Fernandez M, Copley-Merriman C, Arvin-Berod C, Phillips G, Gelinas D, Weiss R, Hofman E, Tse A. Evidence gap analysis of the burden of illness and treatment of chronic inflammatory demyelinating polyneuropathy. Poster presented at the ISPOR Europe 2022; November 6, 2022. Vienna, Austria.


OBJECTIVES: To identify evidence gaps in the literature for the burden of illness and treatment of chronic inflammatory demyelinating polyneuropathy (CIDP) to support the launch of efgartigimod to treat this rare disease.

METHODS: A literature review using a structured search strategy was conducted from 1 July 2011 to 12 October 2021 in PubMed, Embase, and Cochrane regarding disease description, epidemiology, humanistic and economic burden, treatment guidelines and patterns. Online desktop searches were also conducted for health technology assessments, competitor labels, and ongoing clinical trials.
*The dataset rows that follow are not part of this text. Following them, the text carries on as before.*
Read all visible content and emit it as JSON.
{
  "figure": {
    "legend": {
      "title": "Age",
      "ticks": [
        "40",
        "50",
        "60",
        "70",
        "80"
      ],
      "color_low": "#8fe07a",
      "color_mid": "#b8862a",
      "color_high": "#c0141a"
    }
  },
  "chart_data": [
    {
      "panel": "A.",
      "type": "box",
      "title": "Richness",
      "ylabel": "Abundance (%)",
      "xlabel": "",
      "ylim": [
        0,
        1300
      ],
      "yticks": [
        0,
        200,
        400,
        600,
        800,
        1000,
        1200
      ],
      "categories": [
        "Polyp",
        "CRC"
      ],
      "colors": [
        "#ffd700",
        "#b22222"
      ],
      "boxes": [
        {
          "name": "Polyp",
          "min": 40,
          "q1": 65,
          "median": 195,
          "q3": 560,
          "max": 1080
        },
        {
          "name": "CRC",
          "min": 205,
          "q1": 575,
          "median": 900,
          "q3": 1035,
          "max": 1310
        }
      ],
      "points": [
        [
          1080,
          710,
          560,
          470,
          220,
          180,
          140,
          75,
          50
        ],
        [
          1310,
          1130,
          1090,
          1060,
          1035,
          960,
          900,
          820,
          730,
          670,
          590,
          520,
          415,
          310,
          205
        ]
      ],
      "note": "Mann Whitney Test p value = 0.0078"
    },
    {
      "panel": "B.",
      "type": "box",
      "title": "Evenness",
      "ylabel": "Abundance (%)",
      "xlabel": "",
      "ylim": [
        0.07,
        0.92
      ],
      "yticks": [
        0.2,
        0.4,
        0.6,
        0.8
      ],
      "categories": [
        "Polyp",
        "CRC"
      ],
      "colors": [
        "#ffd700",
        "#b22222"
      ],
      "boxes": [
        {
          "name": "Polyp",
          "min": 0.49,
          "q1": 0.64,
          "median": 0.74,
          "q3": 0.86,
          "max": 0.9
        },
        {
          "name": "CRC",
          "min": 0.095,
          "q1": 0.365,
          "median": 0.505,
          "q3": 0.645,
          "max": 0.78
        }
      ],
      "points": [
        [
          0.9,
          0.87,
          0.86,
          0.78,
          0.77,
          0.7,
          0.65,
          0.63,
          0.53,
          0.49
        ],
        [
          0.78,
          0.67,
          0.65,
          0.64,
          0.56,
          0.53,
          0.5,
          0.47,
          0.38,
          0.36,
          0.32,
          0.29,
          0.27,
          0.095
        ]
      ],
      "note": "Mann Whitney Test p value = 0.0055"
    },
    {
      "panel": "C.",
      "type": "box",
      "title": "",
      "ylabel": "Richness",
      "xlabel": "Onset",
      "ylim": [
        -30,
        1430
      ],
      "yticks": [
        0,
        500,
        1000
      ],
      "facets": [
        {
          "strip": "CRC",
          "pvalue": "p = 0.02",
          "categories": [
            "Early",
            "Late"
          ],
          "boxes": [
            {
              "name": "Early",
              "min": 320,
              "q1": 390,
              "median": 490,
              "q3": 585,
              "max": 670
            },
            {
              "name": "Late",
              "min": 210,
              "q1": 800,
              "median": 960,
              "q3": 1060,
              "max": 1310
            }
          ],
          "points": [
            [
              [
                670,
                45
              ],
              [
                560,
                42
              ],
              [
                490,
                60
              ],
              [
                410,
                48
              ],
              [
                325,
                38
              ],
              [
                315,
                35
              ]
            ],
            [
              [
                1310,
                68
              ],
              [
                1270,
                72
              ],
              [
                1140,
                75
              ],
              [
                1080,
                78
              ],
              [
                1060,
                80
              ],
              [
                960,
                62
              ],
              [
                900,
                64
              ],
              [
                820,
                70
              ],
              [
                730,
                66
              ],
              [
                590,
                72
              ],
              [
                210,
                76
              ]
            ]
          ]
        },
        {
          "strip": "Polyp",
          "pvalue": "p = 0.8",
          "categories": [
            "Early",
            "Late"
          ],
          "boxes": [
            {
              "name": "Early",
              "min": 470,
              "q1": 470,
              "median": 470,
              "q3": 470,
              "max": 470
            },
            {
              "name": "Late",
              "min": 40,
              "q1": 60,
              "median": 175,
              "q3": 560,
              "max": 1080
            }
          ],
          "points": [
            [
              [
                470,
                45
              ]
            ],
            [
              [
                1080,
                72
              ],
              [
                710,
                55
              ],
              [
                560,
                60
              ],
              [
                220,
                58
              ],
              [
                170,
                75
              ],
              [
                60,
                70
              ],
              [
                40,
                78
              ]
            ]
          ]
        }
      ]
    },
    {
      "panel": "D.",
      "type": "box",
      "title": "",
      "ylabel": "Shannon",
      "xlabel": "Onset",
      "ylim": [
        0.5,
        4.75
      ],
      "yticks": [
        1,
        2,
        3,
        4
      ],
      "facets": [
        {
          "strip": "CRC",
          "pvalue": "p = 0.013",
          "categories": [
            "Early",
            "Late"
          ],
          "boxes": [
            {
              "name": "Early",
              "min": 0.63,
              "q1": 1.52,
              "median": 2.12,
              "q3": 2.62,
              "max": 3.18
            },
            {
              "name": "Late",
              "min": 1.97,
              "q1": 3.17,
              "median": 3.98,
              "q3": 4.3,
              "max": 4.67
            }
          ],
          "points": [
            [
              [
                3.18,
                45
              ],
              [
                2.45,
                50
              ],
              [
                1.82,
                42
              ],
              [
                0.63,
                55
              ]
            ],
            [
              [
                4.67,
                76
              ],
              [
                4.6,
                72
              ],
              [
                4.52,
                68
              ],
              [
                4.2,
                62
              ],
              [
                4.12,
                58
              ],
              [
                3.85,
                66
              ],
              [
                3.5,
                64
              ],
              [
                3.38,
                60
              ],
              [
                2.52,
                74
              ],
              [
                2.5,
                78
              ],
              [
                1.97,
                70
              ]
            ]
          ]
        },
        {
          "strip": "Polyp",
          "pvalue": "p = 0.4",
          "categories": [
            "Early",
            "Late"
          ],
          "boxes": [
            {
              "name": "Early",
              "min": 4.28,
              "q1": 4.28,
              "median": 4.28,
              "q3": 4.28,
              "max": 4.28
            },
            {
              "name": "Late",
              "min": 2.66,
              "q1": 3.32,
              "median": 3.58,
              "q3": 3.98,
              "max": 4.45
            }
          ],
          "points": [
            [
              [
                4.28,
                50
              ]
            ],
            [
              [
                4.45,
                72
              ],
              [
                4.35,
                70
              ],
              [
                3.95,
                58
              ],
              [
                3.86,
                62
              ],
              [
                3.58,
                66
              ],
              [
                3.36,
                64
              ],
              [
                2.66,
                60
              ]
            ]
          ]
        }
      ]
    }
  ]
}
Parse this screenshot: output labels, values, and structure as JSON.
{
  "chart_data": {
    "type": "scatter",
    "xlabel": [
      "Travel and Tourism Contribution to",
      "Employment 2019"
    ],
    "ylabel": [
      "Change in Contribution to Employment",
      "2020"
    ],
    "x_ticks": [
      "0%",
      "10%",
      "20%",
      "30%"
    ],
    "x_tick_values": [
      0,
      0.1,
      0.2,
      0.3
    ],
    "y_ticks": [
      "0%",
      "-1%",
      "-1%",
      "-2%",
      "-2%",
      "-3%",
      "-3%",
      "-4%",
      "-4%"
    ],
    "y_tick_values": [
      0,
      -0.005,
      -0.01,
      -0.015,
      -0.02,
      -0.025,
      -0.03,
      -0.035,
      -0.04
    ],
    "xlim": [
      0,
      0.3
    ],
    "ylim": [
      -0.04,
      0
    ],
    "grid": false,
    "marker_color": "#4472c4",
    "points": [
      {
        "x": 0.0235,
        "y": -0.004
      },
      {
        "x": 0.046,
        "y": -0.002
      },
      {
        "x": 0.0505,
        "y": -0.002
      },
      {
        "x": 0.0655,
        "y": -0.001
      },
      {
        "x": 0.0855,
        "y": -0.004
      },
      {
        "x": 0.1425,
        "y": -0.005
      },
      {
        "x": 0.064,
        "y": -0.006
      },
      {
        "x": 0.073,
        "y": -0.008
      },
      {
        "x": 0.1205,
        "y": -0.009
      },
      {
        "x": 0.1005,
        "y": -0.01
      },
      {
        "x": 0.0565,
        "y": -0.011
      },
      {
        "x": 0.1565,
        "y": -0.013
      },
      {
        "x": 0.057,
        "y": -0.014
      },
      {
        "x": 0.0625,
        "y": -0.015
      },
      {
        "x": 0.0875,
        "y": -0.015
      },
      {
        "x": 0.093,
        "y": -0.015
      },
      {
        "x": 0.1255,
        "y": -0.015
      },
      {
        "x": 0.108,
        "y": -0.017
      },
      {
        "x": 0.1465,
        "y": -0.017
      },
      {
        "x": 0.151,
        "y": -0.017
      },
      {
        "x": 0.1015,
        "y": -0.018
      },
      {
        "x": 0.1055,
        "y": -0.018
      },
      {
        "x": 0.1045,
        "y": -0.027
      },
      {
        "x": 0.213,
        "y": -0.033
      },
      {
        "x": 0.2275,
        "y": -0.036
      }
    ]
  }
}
RESULTS: Epidemiology data are limited, and results vary depending on the diagnostic criteria used in each study. In lieu of a biomarker for diagnosis, easy-to-use, unified, diagnostic criteria are needed. There is a lack of studies that measure the level and duration of disability among the various CIDP phenotypes, including after therapy. No longitudinal studies that describe the natural history of CIDP were identified. A valid, reliable, and responsive composite measure that addresses all aspects of impairment faced by patients with CIDP is needed. Although health-related quality of life is significantly impacted in patients with CIDP, few studies have estimated it, and most of them used generic instruments. Data on the economic burden of CIDP is only available from a few studies in the United States, England, and Germany. Evidence-based CIDP treatments are limited to intravenous immunoglobulins, subcutaneous immunoglobulins, corticosteroids, and plasma exchange. Studies suggest intravenous immunoglobulins provide faster response rates than corticosteroids, but corticosteroids have longer-term remission rates than intravenous immunoglobulins; however, comparative data on remission rates are not available, and some patients require treatment for as long as 30 years.

CONCLUSIONS: There are many gaps in the literature to support the launch of a new product in CIDP, including epidemiology, humanistic and economic burden studies, and a clear definition of treatment response.